It was learnt that the two APC House factions communicated to the party’s leadership on how the positions should be shared.
One faction
loyal to the House Speaker, Yakubu Dogara insisted that the principle of
federal character as enshrined in the constitution must be adhered to
in appointing the four vacant positions.
By this
position, the North East and South West have been settled with the
Speakership and Deputy Speakership positions respectively.
The other
faction “Loyalists Group” loyal to the former Minority Leader and
Speakership candidate in the June 9 House elections, Femi Gbajabiamila
(Lagos/APC) insisted that the principal officers must emerge on the
basis of popularity within the House APC caucus.
According to the
1999 Constitution (as amended) and the Standing Orders of the Senate
and House of Representatives, the political party with majority seats
(APC) produces the House Leader, Deputy House Leader, Majority Whip,
Deputy Chief Whip.
Zoning debacle
Since the
presidential election, the APC on the directive of its National
Chairman, John Odigie-Oyegun announced that the party would zone vacant
political positions. Led by the former chairman of the defunct ACN, Bisi
Akande, other Tinubu supporters including the party’s NWC, Oyegun’s
zoning directive was overruled. The party conducted a contentious mock
election to “select” its candidates for Senate President and House
Speaker. The candidates lost.
Again, when the
issues of National Assembly principal officers came up, Oyegun
reiterated his call for zoning. The APC chairman’s call fell on deaf
ears. Backed by the party’s NWC, some APC governors led by Adams
Oshiomhole of Edo state brought seperate letters containing the party’s
list of principal officers in the Senate and House of Representatives.
Again, Oyegun, it was gathered, was forced to sign the letter when the
team insisted that it was the decision of the party.
On Wednesday,
the APC North Central and South East House caucuses rejected the party’s
nominees to occupy the four vacant principal officers positions.
The zonal
caucuses which were excluded from the APC nominations, insisted that the
principle of federal character as enshrined in the constitution must be
adhered to in occupying the four vacant positions.
Monitors say the
party leadership’s inability to rise above personal interest which has
been characterised by imposition of candidates and weak internal party
democracy has triggered the costly divisions the party grapples with
lately.
A member of the
APC in Kogi State, Oyisi Okatahi traced the party’s problem to the fact
that it was built on faulty foundations and selfish interests.
His words: “What
is happening to APC is a result of building a party on faulty
foundations.

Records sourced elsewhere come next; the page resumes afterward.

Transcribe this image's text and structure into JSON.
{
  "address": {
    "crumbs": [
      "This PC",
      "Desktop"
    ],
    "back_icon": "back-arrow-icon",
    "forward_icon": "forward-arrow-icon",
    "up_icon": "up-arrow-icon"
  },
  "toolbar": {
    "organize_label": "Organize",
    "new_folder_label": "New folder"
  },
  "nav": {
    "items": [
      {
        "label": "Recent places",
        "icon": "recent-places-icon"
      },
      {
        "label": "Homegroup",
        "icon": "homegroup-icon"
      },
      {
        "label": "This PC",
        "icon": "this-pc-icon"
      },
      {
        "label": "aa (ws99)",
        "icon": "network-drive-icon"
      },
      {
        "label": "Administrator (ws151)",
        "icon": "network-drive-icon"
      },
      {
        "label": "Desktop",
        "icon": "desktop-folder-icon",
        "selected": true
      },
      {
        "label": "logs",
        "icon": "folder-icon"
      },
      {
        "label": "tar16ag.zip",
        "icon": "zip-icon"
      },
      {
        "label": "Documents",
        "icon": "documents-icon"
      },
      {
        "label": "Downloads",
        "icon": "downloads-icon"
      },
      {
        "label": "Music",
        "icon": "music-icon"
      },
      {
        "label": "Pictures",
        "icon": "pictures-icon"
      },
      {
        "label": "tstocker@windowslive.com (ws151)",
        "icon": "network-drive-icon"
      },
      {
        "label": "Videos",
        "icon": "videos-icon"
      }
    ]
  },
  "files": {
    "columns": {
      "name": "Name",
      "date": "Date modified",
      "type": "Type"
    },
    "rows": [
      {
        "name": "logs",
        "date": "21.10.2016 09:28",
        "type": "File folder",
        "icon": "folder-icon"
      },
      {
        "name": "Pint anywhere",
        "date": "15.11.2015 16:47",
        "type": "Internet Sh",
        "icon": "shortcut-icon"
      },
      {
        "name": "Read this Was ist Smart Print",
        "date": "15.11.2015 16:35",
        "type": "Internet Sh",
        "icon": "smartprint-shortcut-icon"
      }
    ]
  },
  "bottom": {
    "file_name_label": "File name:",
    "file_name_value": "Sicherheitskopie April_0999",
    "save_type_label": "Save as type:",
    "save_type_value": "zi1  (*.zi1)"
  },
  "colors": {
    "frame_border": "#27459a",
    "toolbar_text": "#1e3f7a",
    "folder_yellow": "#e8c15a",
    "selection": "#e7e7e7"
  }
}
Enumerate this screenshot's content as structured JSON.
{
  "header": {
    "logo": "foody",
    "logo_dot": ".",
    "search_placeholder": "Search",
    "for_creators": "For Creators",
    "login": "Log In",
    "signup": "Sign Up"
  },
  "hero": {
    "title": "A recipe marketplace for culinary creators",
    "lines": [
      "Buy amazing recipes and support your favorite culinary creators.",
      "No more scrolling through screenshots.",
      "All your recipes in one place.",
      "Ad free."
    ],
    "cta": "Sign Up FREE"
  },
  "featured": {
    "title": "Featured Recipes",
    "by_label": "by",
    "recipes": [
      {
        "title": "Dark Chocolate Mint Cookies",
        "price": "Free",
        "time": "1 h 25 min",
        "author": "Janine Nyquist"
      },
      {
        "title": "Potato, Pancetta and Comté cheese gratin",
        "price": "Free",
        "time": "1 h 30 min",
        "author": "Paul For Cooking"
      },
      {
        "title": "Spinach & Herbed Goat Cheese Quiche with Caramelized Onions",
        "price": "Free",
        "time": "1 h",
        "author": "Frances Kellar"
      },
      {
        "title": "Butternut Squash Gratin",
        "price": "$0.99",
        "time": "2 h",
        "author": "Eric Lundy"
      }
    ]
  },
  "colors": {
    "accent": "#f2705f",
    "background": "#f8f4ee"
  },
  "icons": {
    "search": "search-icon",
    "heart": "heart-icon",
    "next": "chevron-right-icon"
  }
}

There is no perfect society or party but parties that have
stood the test of time are built on core values. For APC, this is not
the case, rather it is “the survival of the fittest”, because many
decisions are based on the interest of the day and not on any core value
or principle.”
Oyegun has now
assumed the role of the fallen guy. He has been blamed for the recent
political misfortunes in the APC, leading some governors and party
faithful to call for his sack. The Tinubu camp accused Oyegun of not
doing enough while the Atiku/Saraki camp accused Oyegun of acting
Tinubu’s script. President Buhari has repeatedly said he would not be
drawn into the political face-off typified by the National Assembly
leadership tussle between the power blocs within the party.
Also, not a few
political analysts are of the view that the call for Oyegun’s
resignation is uncalled for, premature and diversionary.
“Honestly APC is
going the politically wayward ways that led to the ouster of PDP from
power. Must the chairman of the party be sacked anytime there are
challenges within the party? How will such actions resolve the crisis?

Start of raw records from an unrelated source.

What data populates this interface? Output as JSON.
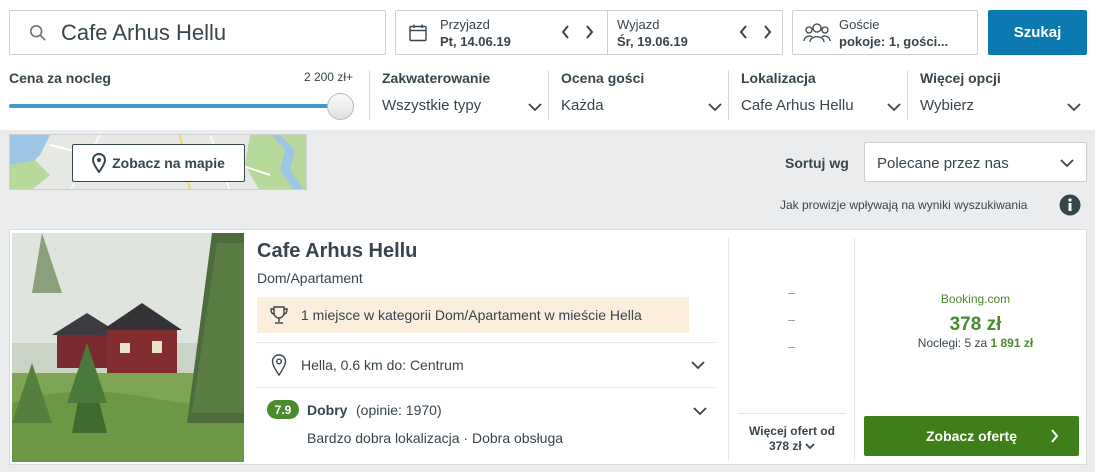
{
  "search": {
    "query": "Cafe Arhus Hellu",
    "button_label": "Szukaj"
  },
  "dates": {
    "checkin_label": "Przyjazd",
    "checkin_value": "Pt, 14.06.19",
    "checkout_label": "Wyjazd",
    "checkout_value": "Śr, 19.06.19"
  },
  "guests": {
    "label": "Goście",
    "value": "pokoje: 1, gości..."
  },
  "filters": {
    "price": {
      "label": "Cena za nocleg",
      "max": "2 200 zł+",
      "level": 1.0
    },
    "accommodation": {
      "label": "Zakwaterowanie",
      "value": "Wszystkie typy"
    },
    "rating": {
      "label": "Ocena gości",
      "value": "Każda"
    },
    "location": {
      "label": "Lokalizacja",
      "value": "Cafe Arhus Hellu"
    },
    "more": {
      "label": "Więcej opcji",
      "value": "Wybierz"
    }
  },
  "map": {
    "button_label": "Zobacz na mapie"
  },
  "sort": {
    "label": "Sortuj wg",
    "value": "Polecane przez nas"
  },
  "commission_note": "Jak prowizje wpływają na wyniki wyszukiwania",
  "result": {
    "name": "Cafe Arhus Hellu",
    "type": "Dom/Apartament",
    "badge": "1 miejsce w kategorii Dom/Apartament w mieście Hella",
    "location": "Hella, 0.6 km do: Centrum",
    "rating_score": "7.9",
    "rating_label": "Dobry",
    "rating_count": "(opinie: 1970)",
    "rating_desc": "Bardzo dobra lokalizacja · Dobra obsługa",
    "more_offers_line1": "Więcej ofert od",
    "more_offers_line2": "378 zł",
    "partner": "Booking.com",
    "price": "378 zł",
    "nights_prefix": "Noclegi: 5 za",
    "nights_total": "1 891 zł",
    "deal_button": "Zobacz ofertę"
  },
  "colors": {
    "accent_blue": "#0a7ab1",
    "deal_green": "#3f7f1a",
    "price_green": "#4a8b2e"
  },
  "icons": [
    "search-icon",
    "calendar-icon",
    "chevron-left-icon",
    "chevron-right-icon",
    "guests-icon",
    "map-pin-icon",
    "chevron-down-icon",
    "info-icon",
    "trophy-icon",
    "location-pin-icon"
  ]
}
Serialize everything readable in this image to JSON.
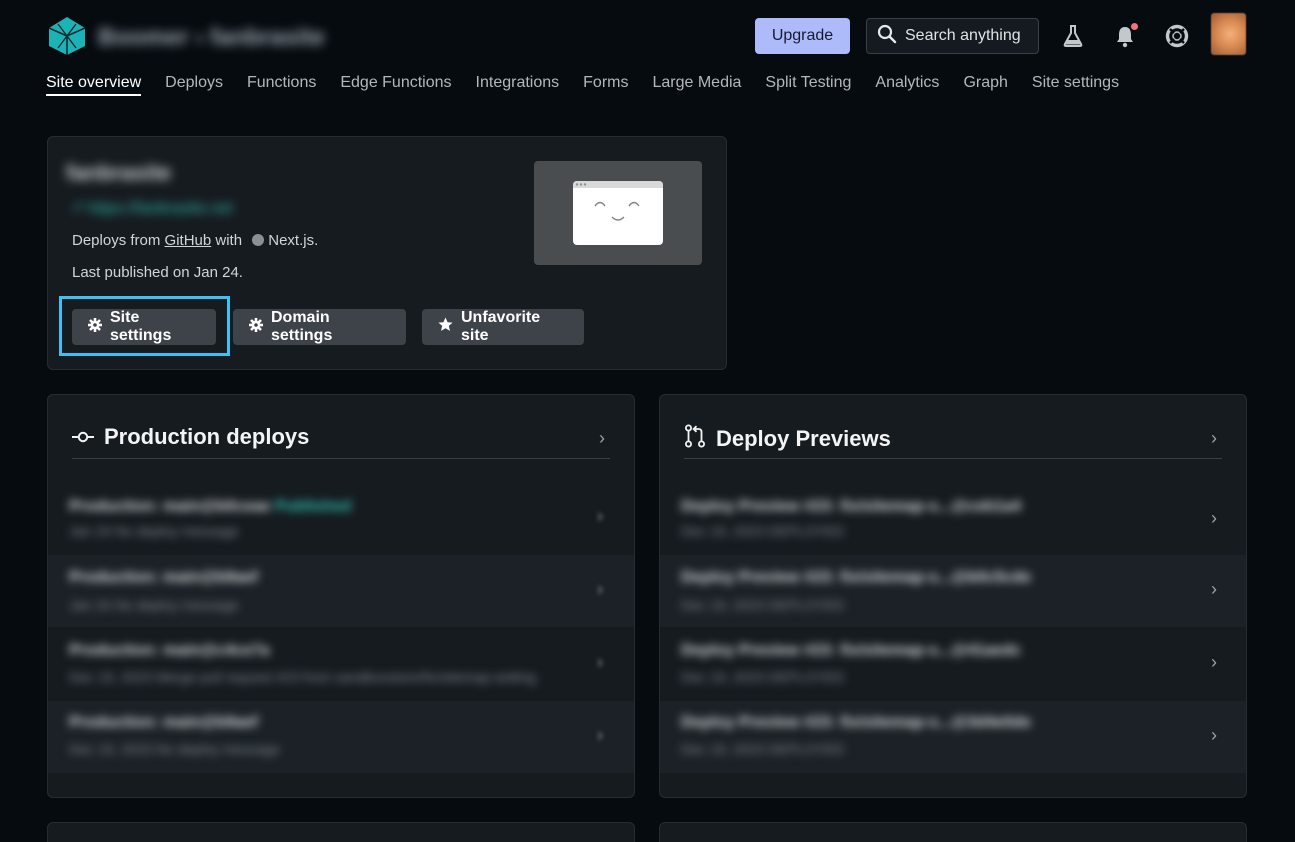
{
  "header": {
    "brand_text": "Boomer › fanbrasite",
    "upgrade_label": "Upgrade",
    "search_label": "Search anything",
    "icons": [
      "flask-icon",
      "bell-icon",
      "help-lifebuoy-icon",
      "avatar"
    ]
  },
  "nav": {
    "items": [
      "Site overview",
      "Deploys",
      "Functions",
      "Edge Functions",
      "Integrations",
      "Forms",
      "Large Media",
      "Split Testing",
      "Analytics",
      "Graph",
      "Site settings"
    ],
    "active_index": 0
  },
  "site": {
    "name": "fanbrasite",
    "url": "↗ https://fanbrasite.net",
    "deploy_prefix": "Deploys from ",
    "deploy_source": "GitHub",
    "deploy_with": " with ",
    "framework": "Next.js.",
    "last_published": "Last published on Jan 24.",
    "buttons": {
      "site_settings": "Site settings",
      "domain_settings": "Domain settings",
      "unfavorite": "Unfavorite site"
    }
  },
  "production": {
    "title": "Production deploys",
    "rows": [
      {
        "title": "Production: main@b0ceae",
        "badge": "Published",
        "sub": "Jan 24 No deploy message"
      },
      {
        "title": "Production: main@b9aef",
        "badge": "",
        "sub": "Jan 24 No deploy message"
      },
      {
        "title": "Production: main@c4ce7a",
        "badge": "",
        "sub": "Dec 19, 2023 Merge pull request #23 from sandboxstore/fix/sitemap-setting"
      },
      {
        "title": "Production: main@b9aef",
        "badge": "",
        "sub": "Dec 19, 2023 No deploy message"
      }
    ]
  },
  "previews": {
    "title": "Deploy Previews",
    "rows": [
      {
        "title": "Deploy Preview #23: fix/sitemap-s...@ceb1a4",
        "sub": "Dec 19, 2023 DEPLOYED"
      },
      {
        "title": "Deploy Preview #23: fix/sitemap-s...@b0c5cde",
        "sub": "Dec 19, 2023 DEPLOYED"
      },
      {
        "title": "Deploy Preview #23: fix/sitemap-s...@41aedc",
        "sub": "Dec 19, 2023 DEPLOYED"
      },
      {
        "title": "Deploy Preview #23: fix/sitemap-s...@3d4e0de",
        "sub": "Dec 19, 2023 DEPLOYED"
      }
    ]
  },
  "colors": {
    "background": "#060b10",
    "accent_upgrade": "#aebbfa",
    "focus_ring": "#3cc0f5",
    "published_badge": "#2fc5b4"
  }
}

Oyegun is about the best the party can have for now as his track records
of public service is outstanding. He is a seasoned technocrat;
progressive politician and knowledgeable administrator," an APC stalwart
stated.
Political drawbacks
Although Buhari
has maintained his neutrality in the APC crisis and expressed readiness
to work with Saraki and Dogara, it may not be a given. Since 1999,
Nigeria’s attempt at constitutional, electoral, anti-corruption,
judicial, health, power, federal structure, security and oil and gas
reforms have suffered, largely due to political drawbacks.
President
Muhammadu Buhari’s proposed reforms in governance, economy and security
sectors will require legislative approval from the newly inaugurated 8th
National Assembly which is led by Buhari’s political party but backed
by the opposition, Peoples Democratic Party (PDP).
Monitors say having opponents in powerful positions in the legislature will not make Buhari’s job any easier.
For now, most
Nigerians are watching with keen interest if APC will fritter such
historic opportunity or deliver on its promise of change.